Anti-Religious Freedom Ruling
Activist Judge Rules National Day of Prayer Unconstitutional!
Last week a federal judge in Wisconsin demonstrated just how important judicial appointments are to the preservation of our basic liberties when he ruled that a federal statute that sets a day for the National Day of Prayer violates the Establishment Clause of the First Amendment.
Since it was established by Congress in 1952, the National Day of Prayer has provided an opportunity for all Americans to voluntarily pray for our nation according to their own faith.
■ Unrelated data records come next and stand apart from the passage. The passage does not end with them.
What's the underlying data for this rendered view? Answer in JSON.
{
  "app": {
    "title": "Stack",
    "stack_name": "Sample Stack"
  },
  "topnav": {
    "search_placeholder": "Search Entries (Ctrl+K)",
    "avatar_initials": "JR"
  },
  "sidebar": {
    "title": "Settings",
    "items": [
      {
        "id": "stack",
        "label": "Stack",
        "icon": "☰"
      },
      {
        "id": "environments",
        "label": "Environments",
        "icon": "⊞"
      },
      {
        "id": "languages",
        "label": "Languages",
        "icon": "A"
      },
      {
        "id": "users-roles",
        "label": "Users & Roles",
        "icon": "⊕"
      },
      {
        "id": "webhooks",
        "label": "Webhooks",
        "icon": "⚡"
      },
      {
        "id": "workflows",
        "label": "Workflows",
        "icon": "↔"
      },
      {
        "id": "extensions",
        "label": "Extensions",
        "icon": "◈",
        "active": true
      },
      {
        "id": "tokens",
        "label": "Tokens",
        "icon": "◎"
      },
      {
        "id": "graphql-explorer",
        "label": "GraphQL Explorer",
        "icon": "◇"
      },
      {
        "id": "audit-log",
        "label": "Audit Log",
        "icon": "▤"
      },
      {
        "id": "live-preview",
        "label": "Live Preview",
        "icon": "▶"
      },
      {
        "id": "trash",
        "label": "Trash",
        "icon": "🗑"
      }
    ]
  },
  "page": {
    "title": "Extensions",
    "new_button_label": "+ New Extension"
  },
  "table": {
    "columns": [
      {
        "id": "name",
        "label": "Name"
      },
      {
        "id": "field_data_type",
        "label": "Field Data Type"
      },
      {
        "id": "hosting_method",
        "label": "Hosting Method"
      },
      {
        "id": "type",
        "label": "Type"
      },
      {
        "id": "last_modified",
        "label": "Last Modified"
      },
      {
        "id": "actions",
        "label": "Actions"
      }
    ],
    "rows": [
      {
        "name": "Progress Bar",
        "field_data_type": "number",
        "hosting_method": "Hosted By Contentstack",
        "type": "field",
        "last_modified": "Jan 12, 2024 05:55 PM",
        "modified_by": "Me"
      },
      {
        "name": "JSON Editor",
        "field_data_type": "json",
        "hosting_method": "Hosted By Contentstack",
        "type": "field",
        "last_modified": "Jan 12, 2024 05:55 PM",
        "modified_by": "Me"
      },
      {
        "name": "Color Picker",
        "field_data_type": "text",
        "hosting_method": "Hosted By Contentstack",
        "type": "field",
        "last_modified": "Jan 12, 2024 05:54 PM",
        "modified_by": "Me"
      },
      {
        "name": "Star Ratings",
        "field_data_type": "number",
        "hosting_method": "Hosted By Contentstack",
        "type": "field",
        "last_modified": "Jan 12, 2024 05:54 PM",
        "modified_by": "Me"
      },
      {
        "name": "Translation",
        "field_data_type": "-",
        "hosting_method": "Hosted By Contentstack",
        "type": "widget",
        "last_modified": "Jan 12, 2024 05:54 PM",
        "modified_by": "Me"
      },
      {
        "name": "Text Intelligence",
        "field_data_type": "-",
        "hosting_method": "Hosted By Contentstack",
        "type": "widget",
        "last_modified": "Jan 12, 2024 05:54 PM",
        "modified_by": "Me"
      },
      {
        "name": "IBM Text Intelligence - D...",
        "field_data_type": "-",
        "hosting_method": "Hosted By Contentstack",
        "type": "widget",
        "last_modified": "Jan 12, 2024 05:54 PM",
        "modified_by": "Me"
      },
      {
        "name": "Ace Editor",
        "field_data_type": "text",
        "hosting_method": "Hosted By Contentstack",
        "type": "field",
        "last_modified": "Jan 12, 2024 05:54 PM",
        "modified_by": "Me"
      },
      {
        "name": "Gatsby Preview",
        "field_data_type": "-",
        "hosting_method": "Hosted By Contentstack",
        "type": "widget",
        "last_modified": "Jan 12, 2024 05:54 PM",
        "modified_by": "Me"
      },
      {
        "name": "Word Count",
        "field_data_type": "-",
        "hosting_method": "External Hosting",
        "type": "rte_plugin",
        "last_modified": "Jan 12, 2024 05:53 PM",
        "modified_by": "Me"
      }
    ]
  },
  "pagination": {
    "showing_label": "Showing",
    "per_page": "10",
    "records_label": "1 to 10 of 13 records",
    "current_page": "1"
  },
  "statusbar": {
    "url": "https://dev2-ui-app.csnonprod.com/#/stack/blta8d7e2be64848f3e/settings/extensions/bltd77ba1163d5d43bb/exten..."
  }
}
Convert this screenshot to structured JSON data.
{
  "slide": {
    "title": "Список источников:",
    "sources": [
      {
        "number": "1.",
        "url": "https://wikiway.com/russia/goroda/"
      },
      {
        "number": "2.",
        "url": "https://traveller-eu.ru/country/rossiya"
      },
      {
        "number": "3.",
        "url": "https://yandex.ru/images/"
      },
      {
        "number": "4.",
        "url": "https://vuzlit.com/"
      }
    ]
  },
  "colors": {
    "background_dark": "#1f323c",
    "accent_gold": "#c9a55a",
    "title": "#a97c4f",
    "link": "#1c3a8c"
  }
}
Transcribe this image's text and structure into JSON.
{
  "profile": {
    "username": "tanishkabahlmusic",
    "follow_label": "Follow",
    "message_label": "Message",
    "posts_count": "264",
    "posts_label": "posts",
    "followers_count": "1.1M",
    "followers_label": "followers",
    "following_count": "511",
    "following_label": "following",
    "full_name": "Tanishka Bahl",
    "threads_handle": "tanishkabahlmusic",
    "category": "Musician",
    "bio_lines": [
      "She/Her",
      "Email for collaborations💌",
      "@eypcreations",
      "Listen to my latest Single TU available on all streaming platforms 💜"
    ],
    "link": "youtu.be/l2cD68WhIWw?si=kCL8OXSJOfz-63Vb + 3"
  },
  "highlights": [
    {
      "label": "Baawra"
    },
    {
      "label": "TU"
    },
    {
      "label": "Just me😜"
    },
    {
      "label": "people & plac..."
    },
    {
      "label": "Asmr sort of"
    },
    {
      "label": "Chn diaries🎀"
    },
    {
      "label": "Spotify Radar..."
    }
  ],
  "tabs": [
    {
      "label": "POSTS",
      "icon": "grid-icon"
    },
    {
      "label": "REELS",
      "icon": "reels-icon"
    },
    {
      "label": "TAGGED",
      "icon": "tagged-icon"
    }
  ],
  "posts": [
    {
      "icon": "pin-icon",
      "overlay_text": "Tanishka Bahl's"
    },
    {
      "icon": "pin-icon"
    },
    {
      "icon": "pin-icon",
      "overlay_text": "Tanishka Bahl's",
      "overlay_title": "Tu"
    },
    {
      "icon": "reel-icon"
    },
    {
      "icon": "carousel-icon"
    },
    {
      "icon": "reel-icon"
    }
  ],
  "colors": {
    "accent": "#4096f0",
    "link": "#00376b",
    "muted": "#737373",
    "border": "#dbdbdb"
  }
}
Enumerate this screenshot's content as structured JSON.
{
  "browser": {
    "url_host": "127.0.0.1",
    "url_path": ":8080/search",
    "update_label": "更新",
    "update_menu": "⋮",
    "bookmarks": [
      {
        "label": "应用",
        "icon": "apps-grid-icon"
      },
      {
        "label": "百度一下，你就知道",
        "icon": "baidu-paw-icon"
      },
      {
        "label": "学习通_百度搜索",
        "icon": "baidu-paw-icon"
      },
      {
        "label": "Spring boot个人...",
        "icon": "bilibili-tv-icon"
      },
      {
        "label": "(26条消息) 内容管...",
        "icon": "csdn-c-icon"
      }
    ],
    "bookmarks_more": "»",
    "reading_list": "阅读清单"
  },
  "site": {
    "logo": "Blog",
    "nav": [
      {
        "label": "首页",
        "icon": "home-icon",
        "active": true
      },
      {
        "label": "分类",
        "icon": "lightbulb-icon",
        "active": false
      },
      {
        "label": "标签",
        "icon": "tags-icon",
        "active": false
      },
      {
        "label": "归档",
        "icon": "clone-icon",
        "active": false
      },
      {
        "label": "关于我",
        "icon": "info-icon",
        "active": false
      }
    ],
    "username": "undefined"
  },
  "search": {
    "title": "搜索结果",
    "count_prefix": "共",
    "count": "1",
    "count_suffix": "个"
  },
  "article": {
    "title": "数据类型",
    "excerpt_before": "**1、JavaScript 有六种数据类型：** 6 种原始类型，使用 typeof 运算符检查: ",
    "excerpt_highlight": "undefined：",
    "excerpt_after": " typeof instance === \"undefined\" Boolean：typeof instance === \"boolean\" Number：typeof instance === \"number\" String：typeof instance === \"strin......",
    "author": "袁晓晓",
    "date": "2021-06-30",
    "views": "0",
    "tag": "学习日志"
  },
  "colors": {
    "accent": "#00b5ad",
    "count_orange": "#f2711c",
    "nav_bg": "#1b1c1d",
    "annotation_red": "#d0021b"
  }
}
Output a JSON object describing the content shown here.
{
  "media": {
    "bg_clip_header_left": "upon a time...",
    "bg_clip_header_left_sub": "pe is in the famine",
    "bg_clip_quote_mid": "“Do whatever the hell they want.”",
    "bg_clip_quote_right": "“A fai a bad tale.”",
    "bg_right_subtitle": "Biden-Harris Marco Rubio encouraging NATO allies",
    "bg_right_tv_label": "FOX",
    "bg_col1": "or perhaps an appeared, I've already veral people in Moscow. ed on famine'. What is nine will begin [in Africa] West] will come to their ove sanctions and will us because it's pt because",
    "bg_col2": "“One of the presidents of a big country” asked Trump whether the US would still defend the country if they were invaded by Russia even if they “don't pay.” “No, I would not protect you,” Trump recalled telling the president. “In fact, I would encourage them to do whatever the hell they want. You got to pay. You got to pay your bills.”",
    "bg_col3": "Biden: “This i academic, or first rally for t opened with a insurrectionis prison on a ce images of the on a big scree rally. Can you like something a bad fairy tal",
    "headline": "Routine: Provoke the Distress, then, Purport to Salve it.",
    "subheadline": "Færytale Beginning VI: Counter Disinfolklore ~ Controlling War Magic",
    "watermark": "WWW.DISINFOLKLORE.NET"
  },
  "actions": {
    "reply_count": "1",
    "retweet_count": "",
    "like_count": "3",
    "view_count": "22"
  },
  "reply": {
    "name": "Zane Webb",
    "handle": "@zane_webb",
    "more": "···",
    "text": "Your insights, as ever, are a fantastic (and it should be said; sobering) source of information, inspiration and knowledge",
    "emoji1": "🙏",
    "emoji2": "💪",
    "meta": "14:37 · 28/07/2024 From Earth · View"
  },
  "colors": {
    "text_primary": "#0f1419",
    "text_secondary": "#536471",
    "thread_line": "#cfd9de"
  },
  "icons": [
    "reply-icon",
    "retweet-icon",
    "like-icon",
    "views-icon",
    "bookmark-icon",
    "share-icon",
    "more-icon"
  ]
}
But the Freedom From Religion Foundation claimed that the National Day of Prayer creates a “hostile environment” for nonbelievers and filed the lawsuit to abolish this religious event.
Illinois Family Institute is joining with the Alliance Defense Fund in urging the Obama administration to appeal this ruling that not only undermines the National Day of Prayer, but the underlying heritage and tradition of the American people that dates back to our nation’s founding.
We need you to take action today:
1. Sign the petition to President Obama to urge him to appeal the court’s decision that strikes down the National Day of Prayer statute – before the appeal deadline of June 15 – at www.savethendop.org
2. Forward this email to your friends and spread the word.
3. Pray for the National Day of Prayer.
Also, in view of this slap in the face to the role and value of religion in our Country, will you take a minute to send an email to your minister encouraging him to encourage the congregation to be good stewards of the liberties we have in America? President Ronald Reagan once warned:
Freedom is never more than one generation away from extinction. We didn’t pass it to our children in the bloodstream. It must be fought for, protected, and handed on for them to do the same, or one day we will spend our sunset years telling our children and our children’s children what it was once like in the United States where men were free.
Every day different segments of society — from farmers to doctors, from Planned Parenthood to Gun Owners of America, from Teachers’ Unions to School Choice proponents and all points in between — are at the Capitol in Springfield bearing “witness” to our legislators, letting them know that “they” are a part of this state and are affected by and care about what our state government leaders are doing. The witness of the church has been silent for too long and, to be honest, the most effective witness on behalf of the church is the presence of ministers because they represent more than just themselves.
Groups that push for the kinds of decision rendered yesterday have risen and grown strong because of the absence of the influence of the Church when it comes to what is going on in the halls of government and in our courtrooms. Martin Luther King said it this way, “If the church does not recapture its prophetic zeal, it will become an irrelevant social club without moral or spiritual authority.”